You have 1st, 5th and placeholder PFS characters, so finding a suitable tier is easy enough. Perhaps you should GM and look at the group from the other side of the screen. Treat the low tiers as training missions and hint to the weak players how to improve their play.


What's wrong with 16 STR rangers or 10 con melee rogues?

Grand Lodge 5/5 Venture-Captain, Arizona—Phoenix aka TriOmegaZero

I don't know about the ranger, but every 10 Con ninja/rogue I've come across has died in short order.

Silver Crusade

Not sure about 16 STR rangers. Switch hitter builds usually have a bit more STR than DEX. Nothing wrong there. Depends on his feats and the rest of his stats really.

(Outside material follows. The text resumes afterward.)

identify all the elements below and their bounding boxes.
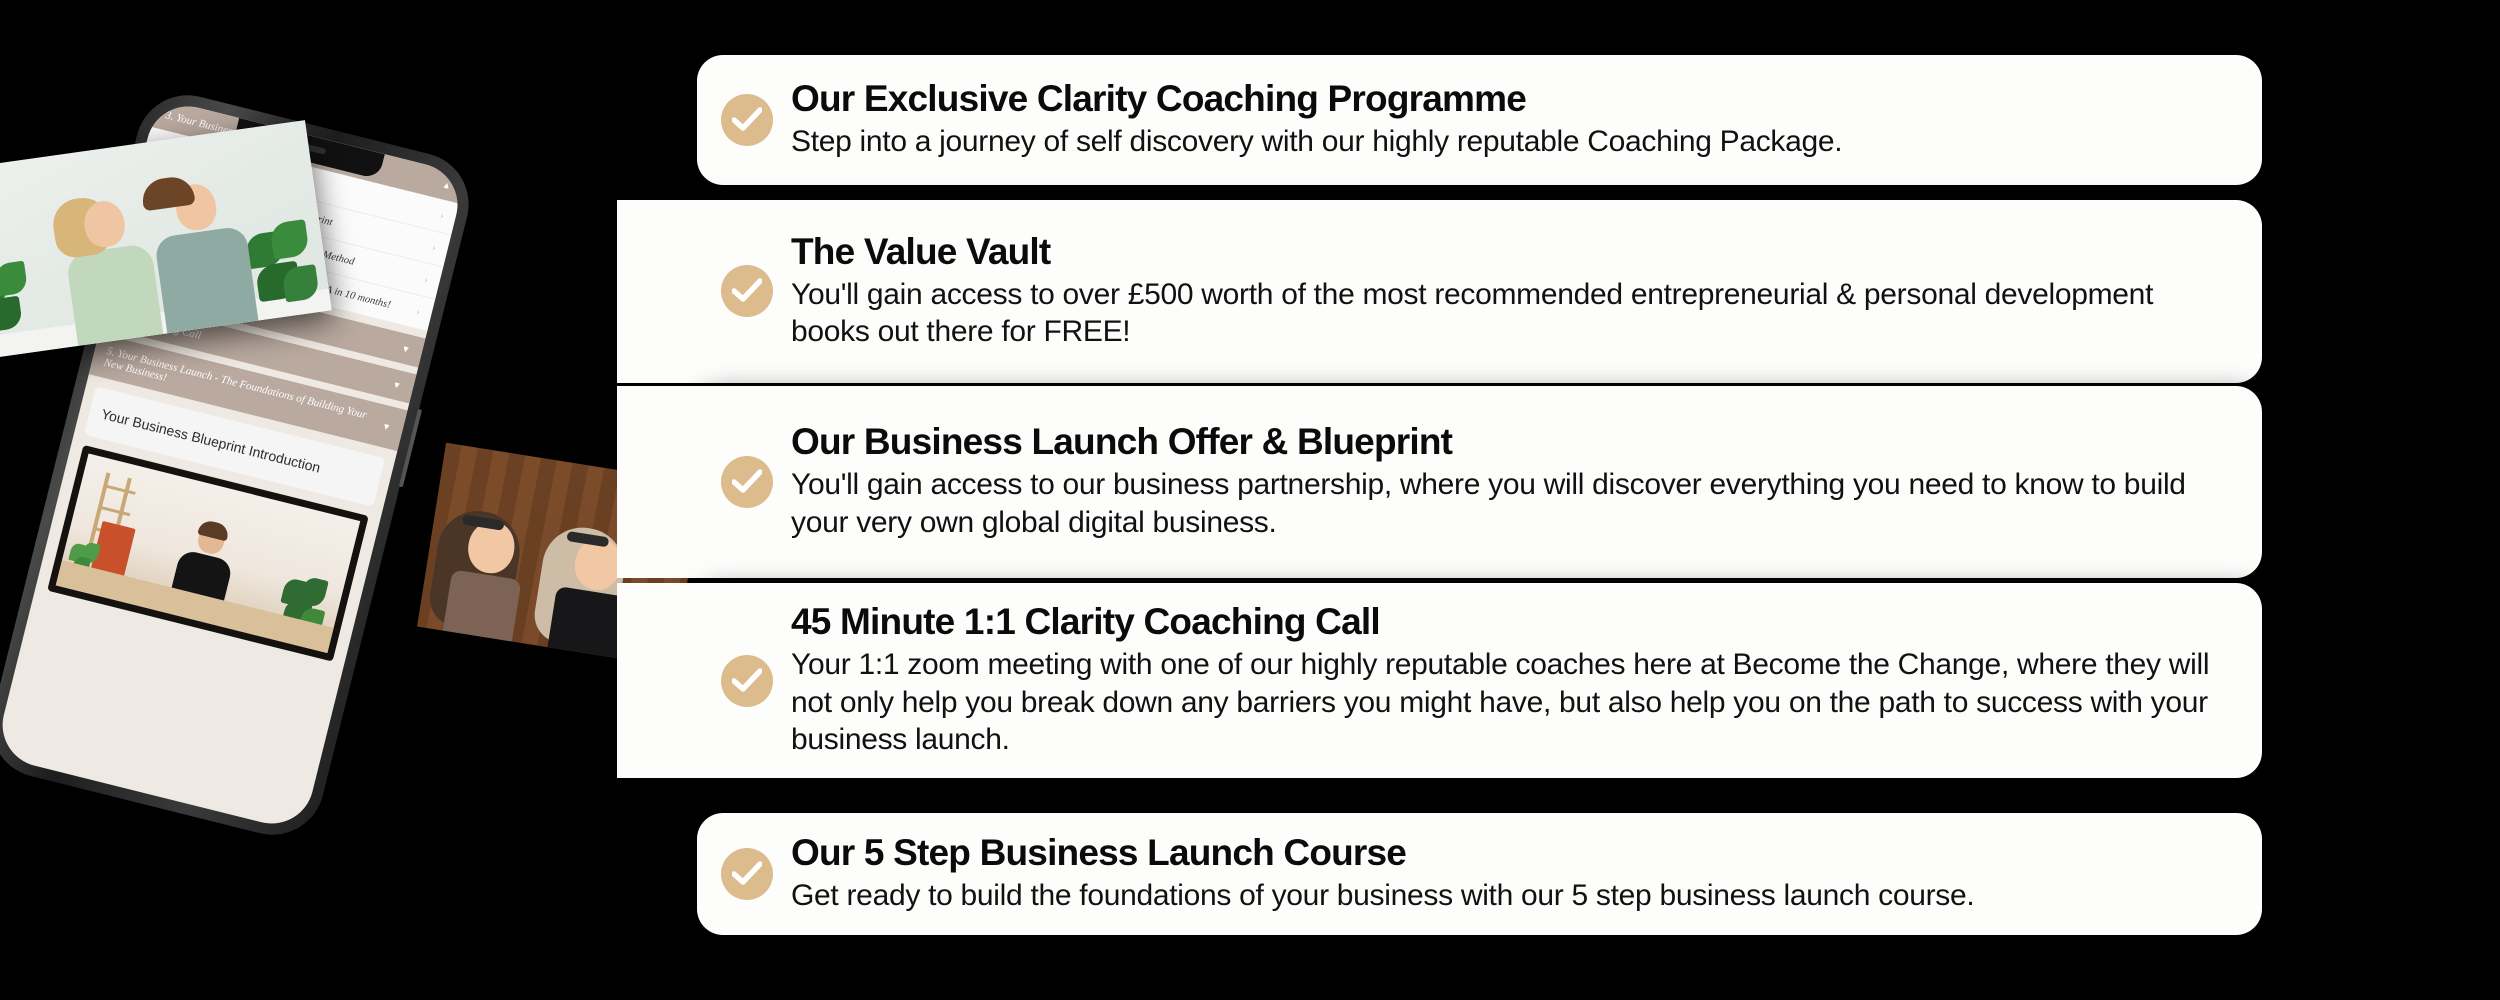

Any PC with 10 CON or less is really taking a huge gamble. Again, this goes back to whether it's a jerk move to bring a glass-jawed PC to the table. Myself, I find its always worthwhile to put the 2 build points in for a 12 CON. And then usually favored class as well.

Players who won't learn are especially frustrating. I come on the boards here whenever one of my PCs is not performing at least *adequately*. As in a party of six, I can contribute 1/6 of the DPR and/or skill rolls. And not be a healing sink.

Healing sink: a concept that dates back to Everquest MMORPG. An easy to hit/damage PC that is always having to be healed, and so runs the healer out of resources prematurely.


TriOmegaZero wrote:
I don't know about the ranger, but every 10 Con ninja/rogue I've come across has died in short order.

*shrugs* Never been an issue in the games I've played in. The trick is not getting hit, really...

Grand Lodge 5/5 Venture-Captain, Arizona—Phoenix aka TriOmegaZero

Sadly, when you're the only one in melee with the stone guardian....

Silver Crusade

As the tiers go up, this becomes less and less possible. In fact, at high level, CON is arguably the most important stat for everyone.